Another novel operative technique called π-shaped method was reported as an easy and effective option for TLTG. In this method, gastric resection, jejunal division and common hole closure were integrated into one procedure. The difficulty of hand-sewn sutures and traction of the esophagus were solved by this method. Through a retrospective analysis of 143 patients, Chen et al. concluded that totally laparoscopic anastomosis with π-shaped anastomosis was safe and feasible. In our study, we found that traction of the esophagus was easier, which could provide the maximum visual operating space, and the 3-in-1 procedure really simplified the anastomosis procedures. Therefore, in our study, the operative time was significantly reduced in TLTG-π group, and the trend was also observed even after PSM. The TLTG-π group also exhibited less blood loss, more harvested lymph nodes, shorter incision length and less administration of analgesics compared with LATG group. However, the surgeons could only check the proximal margin after completion of the anastomosis. If the tumor invaded the margin, it would be a disaster. Therefore, according to our experiences, π-shaped method is recommended for patients with the upper edge of tumor below the Zigzag line. And it’s also very important for the surgeons to identify the location of the tumor by gastroscopy and CT scan before surgery.
In our research, compared π-shaped method with overlap method, we found that πgroup showed shorter operative time, more harvested lymph nodes and faster postoperative diet. After esophagojejunostomy, it’s easier for π-shaped method to close the common incision by a linear stapler, and the operative time is reduced. In this study, more cases in π-shaped group were operated on 3D laparoscopy, and several studies reported that 3D laparoscopy can harvest more lymph nodes than 2D laparoscopy[38–42]. That might be the reason for the difference in number of dissected lymph nodes. Because the number of patients involved in overlap group is relatively small, more cases are still needed to validate the differences between these two methods and the immature technology at that time.

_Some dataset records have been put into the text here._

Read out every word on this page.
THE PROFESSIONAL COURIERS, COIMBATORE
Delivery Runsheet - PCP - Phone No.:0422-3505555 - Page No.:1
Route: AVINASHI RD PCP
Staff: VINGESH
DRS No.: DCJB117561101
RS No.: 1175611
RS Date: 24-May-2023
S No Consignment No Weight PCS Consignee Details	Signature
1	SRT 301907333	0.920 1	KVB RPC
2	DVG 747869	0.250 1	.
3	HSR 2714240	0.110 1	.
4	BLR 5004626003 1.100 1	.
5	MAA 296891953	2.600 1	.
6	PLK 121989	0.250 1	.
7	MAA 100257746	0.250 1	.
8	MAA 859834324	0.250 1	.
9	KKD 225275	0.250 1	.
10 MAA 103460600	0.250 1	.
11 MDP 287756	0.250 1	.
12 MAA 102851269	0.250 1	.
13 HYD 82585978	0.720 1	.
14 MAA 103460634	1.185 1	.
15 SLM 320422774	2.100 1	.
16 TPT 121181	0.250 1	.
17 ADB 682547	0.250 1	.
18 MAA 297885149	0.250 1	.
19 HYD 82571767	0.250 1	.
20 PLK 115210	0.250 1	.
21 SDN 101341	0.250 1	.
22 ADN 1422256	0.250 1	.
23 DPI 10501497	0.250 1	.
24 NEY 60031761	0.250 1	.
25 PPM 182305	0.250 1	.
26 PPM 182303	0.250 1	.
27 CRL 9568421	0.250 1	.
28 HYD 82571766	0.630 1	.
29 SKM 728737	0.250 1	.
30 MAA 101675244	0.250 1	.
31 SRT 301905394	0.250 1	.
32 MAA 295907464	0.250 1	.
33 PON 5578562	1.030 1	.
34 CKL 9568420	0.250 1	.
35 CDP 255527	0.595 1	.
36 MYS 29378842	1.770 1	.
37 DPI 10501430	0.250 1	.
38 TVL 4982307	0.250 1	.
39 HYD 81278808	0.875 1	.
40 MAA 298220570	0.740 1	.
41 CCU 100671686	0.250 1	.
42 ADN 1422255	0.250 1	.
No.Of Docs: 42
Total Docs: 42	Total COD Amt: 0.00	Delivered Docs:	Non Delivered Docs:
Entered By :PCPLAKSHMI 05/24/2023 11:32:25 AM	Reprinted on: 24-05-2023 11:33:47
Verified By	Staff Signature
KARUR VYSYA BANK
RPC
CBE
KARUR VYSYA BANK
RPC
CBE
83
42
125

There are several limitations to our studies. First, it was retrospective and the number of cases included was relatively not enough. Some selection biases might exist. Second, it was performed at a single center in China, where the average BMI is lower than a common Western BMI. Thus, our results may not be applicable to Western people. Third, 2D or 3D laparoscopy was used in this study, that might influence the results. Fourth, although there are several different linear anastomosis methods, our center only included patients with overlap and π-shaped anastomosis.